Porque se trata de pensar o fazer do filme já como uma experiência estética. E de estar com o corpo implicado aí. Estar no colégio Imaculada Conceição, na sala de aula fundamental para as sequências desse filme, ou no campo de futebol na Maraponga, sob um sol intenso que demandava um pano preto para fazer sombra sobre a câmera – uma cabaninha, junto à equipe de fotografia. Trata-se de experimentar um filme que se inventa, de acompanhar a decisão fundamental de onde estará a câmera, do que vai ser enquadrado, do que estará no fora-de-campo. Conseguir o momento exato para filmar, porque a nuvem passa, ora vem sombra, ora o sol se revela de novo: toda uma poética de espera das nuvens. Pensar como os sons do ambiente podem interferir no campo da cena. Saber como a luz vai banhar um corpo, como ela vai imprimir na imagem, como pintar com a luz e com as cores.

Pensar o filme que o processo inventa, e também o processo que o filme inventa.

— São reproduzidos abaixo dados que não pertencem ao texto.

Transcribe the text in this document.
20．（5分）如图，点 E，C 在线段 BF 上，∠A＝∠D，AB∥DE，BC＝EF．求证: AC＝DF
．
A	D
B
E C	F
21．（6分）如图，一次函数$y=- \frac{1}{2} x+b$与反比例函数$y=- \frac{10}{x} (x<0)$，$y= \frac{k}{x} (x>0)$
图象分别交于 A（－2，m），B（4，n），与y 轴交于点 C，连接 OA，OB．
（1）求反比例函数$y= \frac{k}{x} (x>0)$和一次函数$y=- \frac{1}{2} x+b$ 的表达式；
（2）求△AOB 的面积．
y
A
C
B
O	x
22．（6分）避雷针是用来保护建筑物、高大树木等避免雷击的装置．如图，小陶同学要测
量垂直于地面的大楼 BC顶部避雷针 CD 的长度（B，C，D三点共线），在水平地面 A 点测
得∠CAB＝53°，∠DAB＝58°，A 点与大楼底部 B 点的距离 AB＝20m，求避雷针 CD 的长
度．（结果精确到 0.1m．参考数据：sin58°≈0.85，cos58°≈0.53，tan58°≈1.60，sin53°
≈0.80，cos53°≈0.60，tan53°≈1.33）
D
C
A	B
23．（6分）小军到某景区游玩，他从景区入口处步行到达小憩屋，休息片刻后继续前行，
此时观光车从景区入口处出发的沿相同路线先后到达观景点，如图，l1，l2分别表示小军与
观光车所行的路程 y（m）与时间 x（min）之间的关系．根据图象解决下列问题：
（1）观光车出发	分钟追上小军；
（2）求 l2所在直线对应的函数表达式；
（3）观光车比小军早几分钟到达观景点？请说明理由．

Isso quer dizer que estar em bastidores não implica obter informações, dados para poder falar posteriormente da obra em um suposto acabamento. É já a alegria marcante na constituição de História de uma pena que parece central, a preparação com música e com dança, o clima de festa. Atores pulam, balada pura. Há uma opção ética, estética e política por criar um espaço de compartilhamento, em que a equipe cria com. É toda a sensação de contágio grupal que pode ser desencadeada, toda uma perspectiva de horizontalidade que se coloca. A experiência de invenção é um jogo de corpos em contato, corpos que afetam uns aos outros, corpos que se experimentam e constituem uma sensação na imagem.

Estar nesse acontecimento de História de uma pena é uma experimentação, um tateio. Uma tentativa de sentir como esse cinema de Leonardo Mouramateus pulsa, buscando estabelecer interlocução. Imergir é acreditar que não existe uma crítica separada. Imergir para estar, efetivamente, implicado. Não se trata também de um caminho que se colocaria como do outro lado da maneira mais corrente de se escrever um texto a partir de um filme. Talvez existam outras maneiras de se entender uma imersão: afinal, também é possível imergir naquilo que se experimenta com o olhar e com o corpo na sala de cinema. A questão é como indicar uma variação possível, uma variabilidade que tenta elaborar outras condições para o pensamento. Fazer cinema e escrever sobre cinema como maneiras imersivas, de imergir no mundo, de impregnar-se nele, ser tomado por ele. O que talvez seja fundamental, quando se escreve sobre cinema, é estar contaminado. Não estamos sós, estamos com.

Uma versão deste texto foi publicada na edição de 23 de janeiro de 2014 do jornal O Povo.